Naked Protest
Few things would seem to be easier than tearing off one’s clothes in a (public) show of nudity. After all, everyone always has their body with them, as American sociologist Erving Goffmann once observed. But what appears to be so simple is anything but commonplace. A person who is prepared to display his or her own body, in all its vulnerability and immediacy, enters a complex area loaded with taboos and prejudices, indeed a veritable minefield―that of nakedness as a whole. And if this initially so simple, ostensibly “natural” phenomenon is linked to a protest action, then such an act intensifies the situation and heightens its drama. The concept of naked protest and the underlying phenomenon of nudity itself are in this respect extremely dependent on preconditions. To develop an adequate understanding of this protest phenomenon, which is in some respects quite novel, we need to work out in more detail its implications in terms of aesthetics and theories of civilization as well the history of mentality and of society.

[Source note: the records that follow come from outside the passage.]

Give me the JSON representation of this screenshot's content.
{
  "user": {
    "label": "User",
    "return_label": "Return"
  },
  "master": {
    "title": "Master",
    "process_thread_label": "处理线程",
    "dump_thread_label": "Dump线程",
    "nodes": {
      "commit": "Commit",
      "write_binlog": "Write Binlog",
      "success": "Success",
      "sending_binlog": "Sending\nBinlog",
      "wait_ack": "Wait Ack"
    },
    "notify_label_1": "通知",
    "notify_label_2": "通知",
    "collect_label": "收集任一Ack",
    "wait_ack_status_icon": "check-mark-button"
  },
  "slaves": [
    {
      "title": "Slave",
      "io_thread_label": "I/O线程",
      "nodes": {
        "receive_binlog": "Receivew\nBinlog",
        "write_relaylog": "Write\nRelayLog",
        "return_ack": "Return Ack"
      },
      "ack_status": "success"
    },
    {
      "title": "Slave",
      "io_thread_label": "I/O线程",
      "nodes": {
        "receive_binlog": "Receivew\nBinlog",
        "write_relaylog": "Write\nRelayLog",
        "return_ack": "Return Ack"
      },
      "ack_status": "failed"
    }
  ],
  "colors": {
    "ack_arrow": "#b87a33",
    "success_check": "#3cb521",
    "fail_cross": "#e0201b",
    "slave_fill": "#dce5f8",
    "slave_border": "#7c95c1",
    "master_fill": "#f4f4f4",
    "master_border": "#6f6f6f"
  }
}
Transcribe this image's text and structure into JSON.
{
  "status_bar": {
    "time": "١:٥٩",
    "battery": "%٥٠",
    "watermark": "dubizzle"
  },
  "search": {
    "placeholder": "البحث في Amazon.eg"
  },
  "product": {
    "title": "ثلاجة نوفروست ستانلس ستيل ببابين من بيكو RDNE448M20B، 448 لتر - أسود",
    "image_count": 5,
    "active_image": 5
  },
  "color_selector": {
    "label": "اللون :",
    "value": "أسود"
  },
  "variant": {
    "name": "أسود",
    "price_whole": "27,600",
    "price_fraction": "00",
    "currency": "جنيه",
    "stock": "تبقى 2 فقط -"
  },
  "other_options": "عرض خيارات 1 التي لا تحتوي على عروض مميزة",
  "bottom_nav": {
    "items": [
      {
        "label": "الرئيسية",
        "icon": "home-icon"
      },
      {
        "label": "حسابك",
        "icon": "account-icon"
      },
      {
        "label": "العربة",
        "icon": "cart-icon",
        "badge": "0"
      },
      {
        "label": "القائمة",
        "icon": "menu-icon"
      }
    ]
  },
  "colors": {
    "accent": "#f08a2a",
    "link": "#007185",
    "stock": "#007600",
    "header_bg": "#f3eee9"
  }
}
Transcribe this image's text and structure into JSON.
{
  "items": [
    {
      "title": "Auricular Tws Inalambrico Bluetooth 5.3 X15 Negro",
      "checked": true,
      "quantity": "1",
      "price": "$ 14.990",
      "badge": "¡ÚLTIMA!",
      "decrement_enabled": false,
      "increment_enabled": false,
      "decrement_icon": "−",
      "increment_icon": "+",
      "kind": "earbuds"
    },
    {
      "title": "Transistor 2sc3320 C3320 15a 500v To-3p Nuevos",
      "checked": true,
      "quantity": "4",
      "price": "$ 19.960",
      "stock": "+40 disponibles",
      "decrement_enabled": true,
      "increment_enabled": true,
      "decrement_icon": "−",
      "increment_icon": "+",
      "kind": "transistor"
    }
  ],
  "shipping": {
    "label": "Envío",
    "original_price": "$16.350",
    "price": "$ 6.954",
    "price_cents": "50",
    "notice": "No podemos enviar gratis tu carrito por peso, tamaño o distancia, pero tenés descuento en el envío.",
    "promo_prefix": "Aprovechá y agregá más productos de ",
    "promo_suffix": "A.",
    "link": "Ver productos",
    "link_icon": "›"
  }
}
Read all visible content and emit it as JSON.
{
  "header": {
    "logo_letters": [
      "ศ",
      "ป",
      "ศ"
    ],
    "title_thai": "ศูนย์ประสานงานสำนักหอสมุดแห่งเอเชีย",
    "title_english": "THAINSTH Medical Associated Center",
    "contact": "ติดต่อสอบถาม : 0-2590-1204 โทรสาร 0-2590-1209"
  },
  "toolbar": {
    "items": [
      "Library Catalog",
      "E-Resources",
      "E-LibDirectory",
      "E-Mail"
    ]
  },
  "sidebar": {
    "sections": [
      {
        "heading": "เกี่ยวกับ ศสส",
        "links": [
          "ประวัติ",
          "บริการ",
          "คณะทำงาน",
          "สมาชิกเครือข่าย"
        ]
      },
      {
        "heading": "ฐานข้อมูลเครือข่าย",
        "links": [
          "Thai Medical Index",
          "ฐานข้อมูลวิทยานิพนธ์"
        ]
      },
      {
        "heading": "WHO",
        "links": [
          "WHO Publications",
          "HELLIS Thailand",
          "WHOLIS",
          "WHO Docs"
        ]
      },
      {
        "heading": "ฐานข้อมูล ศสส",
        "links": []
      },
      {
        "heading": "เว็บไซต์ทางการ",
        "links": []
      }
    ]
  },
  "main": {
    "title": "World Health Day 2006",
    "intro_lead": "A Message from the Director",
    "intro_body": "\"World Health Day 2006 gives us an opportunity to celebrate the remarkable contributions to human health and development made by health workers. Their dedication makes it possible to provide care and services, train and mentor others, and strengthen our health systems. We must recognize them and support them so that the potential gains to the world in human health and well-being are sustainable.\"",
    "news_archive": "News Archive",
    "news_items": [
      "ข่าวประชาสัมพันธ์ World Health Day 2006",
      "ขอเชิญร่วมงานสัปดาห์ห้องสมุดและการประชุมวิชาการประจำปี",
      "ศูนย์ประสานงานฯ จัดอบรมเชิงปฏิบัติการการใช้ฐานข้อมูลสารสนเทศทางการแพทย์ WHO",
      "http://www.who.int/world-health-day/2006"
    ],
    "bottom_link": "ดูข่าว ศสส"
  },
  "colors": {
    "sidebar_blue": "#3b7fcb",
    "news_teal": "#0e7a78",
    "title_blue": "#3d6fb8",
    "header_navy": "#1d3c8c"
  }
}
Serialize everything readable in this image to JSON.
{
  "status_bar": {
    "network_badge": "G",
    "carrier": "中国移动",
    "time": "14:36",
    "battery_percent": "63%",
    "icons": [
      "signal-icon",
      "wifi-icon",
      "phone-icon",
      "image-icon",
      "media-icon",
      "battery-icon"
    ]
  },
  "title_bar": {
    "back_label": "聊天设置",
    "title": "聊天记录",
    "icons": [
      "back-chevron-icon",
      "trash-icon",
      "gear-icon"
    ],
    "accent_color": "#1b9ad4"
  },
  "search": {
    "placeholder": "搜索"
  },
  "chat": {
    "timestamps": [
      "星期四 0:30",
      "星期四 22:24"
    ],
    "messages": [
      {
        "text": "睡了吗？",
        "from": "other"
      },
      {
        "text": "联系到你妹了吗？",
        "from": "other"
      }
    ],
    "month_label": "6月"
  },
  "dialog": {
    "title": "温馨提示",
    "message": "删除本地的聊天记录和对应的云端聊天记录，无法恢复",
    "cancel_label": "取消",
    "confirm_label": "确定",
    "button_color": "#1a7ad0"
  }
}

At the latest since the well-calculated appearances of the Ukrainian women’s group Femen garnered audience appeal, news reports on protest actions by nude people have enjoyed a kind of instant success in the mass media. Although this phenomenon is generally associated with the recent modern era, there is in fact evidence of it even in the Old Testament. It is by no means a coincidence that naked protests are relevant to fundamental issues in the history of religion and civilization. Every society has to clarify for itself, again and again, the relationship between nudity and shame. But what happens when the sense of shame in our consumer- and media-dominated society dramatically diminishes? Is this really a gain in individual freedom, as is so often claimed? And will protest actions by naked people ultimately become obsolete because they lose most of their provocative character?
To discuss these questions adequately, the history of naked protest will be situated in the context of the controversy between ethnologist Hans Peter Duerr and sociologist Norbert Elias over the theory of civilization. For Elias, who describes the process of civilization as a concurrent alteration in personality and social structures over centuries, thresholds of shame and embarrassment keep rising as emotional control increases in societies and self-discipline takes form. In contrast, Duerr believes that embarrassment and shame were already strongly developed during the Middle Ages. His theory is exactly the opposite, namely, that a low threshold of shame presupposes a particularly high level of civilization. He concludes therefore that an increasing loss of shame corresponds to an increase in options for individual freedom.
In the tension between these two opposing lines of interpretation, the project will discuss the pros and cons of the most recent nude protests and their seismographic importance for an understanding of contemporary society.